Jordana Alhante, LCSW
If you're reading this maybe it's your first time looking for a therapist, or you're looking for something more out of your treatment. Either way, one thing is certain: you want to feel differently than you do right now. Maybe you're caught in dreadful thought spirals full of noisy, intrusive dialogue. Maybe you're finding yourself caught in the same patterns over and over again without any real knowledge that they're happening until long after. Whatever it is that you're struggling with, there's room for it in my office.
I pride myself on engaging my patients in thoughtful, deep work to help them better understand themselves. While much of the modern landscape focuses on quick-fix protocols and symptom reduction (especially for anxiety management), I believe that true transformation requires us to look underneath the surface. My work is grounded in the belief that your anxieties, patterns, and obsessions deserve curiosity and meaning making so that the things in your head no longer need to feel so scary.
We don't just work to stop the obsession. We work to understand why the mind needed it in the first place.

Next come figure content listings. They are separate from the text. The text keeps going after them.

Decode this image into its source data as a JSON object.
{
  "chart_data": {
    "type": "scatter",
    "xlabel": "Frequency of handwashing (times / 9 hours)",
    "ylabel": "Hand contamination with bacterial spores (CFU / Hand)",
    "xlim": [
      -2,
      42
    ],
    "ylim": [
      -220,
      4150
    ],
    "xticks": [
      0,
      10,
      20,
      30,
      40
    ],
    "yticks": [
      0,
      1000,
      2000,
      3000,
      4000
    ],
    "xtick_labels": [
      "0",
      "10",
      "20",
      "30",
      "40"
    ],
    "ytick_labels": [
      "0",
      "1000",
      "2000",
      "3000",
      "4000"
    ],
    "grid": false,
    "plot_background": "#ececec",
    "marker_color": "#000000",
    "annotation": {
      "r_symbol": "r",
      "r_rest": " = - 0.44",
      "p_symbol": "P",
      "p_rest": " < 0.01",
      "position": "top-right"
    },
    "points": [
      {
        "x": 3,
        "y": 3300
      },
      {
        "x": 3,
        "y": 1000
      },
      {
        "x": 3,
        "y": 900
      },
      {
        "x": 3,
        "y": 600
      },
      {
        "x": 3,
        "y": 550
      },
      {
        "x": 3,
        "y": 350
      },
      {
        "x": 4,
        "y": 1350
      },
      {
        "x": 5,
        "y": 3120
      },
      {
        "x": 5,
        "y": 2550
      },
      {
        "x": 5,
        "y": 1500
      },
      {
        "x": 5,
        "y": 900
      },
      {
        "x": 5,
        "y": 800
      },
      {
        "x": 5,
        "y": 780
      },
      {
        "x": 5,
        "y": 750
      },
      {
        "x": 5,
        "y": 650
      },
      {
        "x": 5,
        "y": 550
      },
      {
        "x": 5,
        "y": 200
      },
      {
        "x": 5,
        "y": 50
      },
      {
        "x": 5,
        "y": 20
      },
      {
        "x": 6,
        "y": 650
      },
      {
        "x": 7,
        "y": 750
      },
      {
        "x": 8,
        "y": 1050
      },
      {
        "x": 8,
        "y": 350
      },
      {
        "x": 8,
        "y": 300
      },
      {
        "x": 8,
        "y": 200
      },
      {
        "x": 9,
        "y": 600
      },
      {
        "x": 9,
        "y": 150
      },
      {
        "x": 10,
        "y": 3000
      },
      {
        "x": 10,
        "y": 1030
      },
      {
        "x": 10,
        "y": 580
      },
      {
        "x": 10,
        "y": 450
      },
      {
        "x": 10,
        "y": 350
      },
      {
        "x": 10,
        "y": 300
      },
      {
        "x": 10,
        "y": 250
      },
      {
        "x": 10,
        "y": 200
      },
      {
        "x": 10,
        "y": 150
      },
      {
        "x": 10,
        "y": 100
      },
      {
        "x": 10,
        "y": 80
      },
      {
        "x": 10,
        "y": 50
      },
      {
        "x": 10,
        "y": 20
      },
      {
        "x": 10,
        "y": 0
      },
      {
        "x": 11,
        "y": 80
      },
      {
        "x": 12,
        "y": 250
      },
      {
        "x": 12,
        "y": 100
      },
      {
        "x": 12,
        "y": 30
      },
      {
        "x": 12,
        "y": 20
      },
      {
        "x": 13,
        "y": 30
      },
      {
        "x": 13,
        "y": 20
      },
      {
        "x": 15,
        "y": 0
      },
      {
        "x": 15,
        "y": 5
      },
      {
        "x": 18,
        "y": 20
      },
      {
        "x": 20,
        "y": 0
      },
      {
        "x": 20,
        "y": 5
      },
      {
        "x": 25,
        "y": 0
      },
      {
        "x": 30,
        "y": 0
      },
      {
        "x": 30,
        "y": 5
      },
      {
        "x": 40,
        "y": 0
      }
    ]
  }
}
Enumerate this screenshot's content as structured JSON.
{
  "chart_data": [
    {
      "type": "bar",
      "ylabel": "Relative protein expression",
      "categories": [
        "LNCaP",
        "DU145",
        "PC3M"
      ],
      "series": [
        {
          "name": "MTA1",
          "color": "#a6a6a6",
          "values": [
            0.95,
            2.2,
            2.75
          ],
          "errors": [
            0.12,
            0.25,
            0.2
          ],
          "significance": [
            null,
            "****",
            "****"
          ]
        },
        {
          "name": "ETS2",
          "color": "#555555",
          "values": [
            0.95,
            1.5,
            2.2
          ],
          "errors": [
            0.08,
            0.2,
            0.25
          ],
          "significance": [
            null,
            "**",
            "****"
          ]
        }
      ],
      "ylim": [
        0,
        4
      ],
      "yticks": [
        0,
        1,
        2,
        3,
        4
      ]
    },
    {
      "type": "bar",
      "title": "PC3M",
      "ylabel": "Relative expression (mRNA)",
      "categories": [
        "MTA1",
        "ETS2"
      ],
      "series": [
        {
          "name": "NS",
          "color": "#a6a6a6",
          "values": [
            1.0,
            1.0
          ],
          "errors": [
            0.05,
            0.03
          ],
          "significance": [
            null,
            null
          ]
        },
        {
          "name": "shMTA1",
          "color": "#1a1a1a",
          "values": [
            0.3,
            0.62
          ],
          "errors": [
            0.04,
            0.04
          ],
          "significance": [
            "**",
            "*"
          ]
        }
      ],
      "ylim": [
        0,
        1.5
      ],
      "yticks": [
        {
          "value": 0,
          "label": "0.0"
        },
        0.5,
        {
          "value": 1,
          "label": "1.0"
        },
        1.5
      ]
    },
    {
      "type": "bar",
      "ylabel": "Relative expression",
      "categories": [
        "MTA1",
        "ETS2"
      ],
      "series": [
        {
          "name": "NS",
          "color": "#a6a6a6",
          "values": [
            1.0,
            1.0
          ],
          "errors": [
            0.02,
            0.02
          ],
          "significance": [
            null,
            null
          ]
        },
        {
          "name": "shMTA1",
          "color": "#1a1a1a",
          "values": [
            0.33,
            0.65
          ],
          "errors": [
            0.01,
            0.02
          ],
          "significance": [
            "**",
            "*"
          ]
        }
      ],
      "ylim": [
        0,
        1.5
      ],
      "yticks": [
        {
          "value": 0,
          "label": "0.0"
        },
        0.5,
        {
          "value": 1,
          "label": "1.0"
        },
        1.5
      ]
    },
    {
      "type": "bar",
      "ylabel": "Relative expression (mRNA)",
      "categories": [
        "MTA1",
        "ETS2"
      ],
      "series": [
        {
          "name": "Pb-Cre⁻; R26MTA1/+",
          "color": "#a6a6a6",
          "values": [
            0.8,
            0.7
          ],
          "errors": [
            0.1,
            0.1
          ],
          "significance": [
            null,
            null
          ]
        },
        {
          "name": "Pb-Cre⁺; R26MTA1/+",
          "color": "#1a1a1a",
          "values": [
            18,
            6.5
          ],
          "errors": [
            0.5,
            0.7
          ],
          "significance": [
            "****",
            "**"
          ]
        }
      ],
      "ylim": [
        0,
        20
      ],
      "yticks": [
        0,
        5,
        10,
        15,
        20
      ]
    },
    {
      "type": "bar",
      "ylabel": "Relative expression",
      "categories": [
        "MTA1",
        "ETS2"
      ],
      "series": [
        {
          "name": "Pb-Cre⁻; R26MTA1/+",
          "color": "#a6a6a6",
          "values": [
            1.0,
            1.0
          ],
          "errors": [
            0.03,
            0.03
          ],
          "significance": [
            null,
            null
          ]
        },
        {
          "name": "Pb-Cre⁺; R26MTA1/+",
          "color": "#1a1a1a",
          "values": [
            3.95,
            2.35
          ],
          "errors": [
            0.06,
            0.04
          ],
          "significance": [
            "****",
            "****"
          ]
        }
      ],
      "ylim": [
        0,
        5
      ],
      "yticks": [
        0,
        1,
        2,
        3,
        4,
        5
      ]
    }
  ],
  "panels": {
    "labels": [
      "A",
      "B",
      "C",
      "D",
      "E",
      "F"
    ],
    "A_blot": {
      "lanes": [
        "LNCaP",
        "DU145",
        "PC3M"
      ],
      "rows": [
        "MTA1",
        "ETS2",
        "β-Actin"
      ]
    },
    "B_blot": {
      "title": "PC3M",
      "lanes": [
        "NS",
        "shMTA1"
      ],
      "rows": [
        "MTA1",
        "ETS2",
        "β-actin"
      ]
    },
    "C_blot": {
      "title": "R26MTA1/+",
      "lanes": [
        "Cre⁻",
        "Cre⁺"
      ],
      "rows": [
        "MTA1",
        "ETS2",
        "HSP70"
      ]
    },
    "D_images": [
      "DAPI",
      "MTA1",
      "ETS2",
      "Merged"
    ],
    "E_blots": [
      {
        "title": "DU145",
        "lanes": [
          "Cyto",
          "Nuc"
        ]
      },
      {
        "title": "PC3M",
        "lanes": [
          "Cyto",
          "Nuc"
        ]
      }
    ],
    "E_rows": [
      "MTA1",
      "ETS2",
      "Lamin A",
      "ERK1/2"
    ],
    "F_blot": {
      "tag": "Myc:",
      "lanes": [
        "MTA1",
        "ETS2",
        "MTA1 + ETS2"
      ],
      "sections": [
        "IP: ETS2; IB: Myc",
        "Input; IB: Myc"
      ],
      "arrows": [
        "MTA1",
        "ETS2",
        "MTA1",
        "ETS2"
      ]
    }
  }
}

My clinical background includes extensive experience in evidence-based modalities designed to target the mechanics of OCD and anxiety. However, I found that focusing solely on the "mechanics" often left the person behind. Today, my practice is a synthesis of that rigorous understanding and the depth of psychoanalytic psychotherapy. What that means is that we don't just work to stop the obsession; we work to understand why the mind needed it in the first place. This transition allows for a more expansive kind of healing; one that isn't just about feeling "less anxious," but about feeling more alive, more integrated, and more fully yourself.
I am a Licensed Clinical Social Worker (LCSW) in New York, currently in my second year of psychoanalytic training at the American Institute for Psychoanalysis (AIP).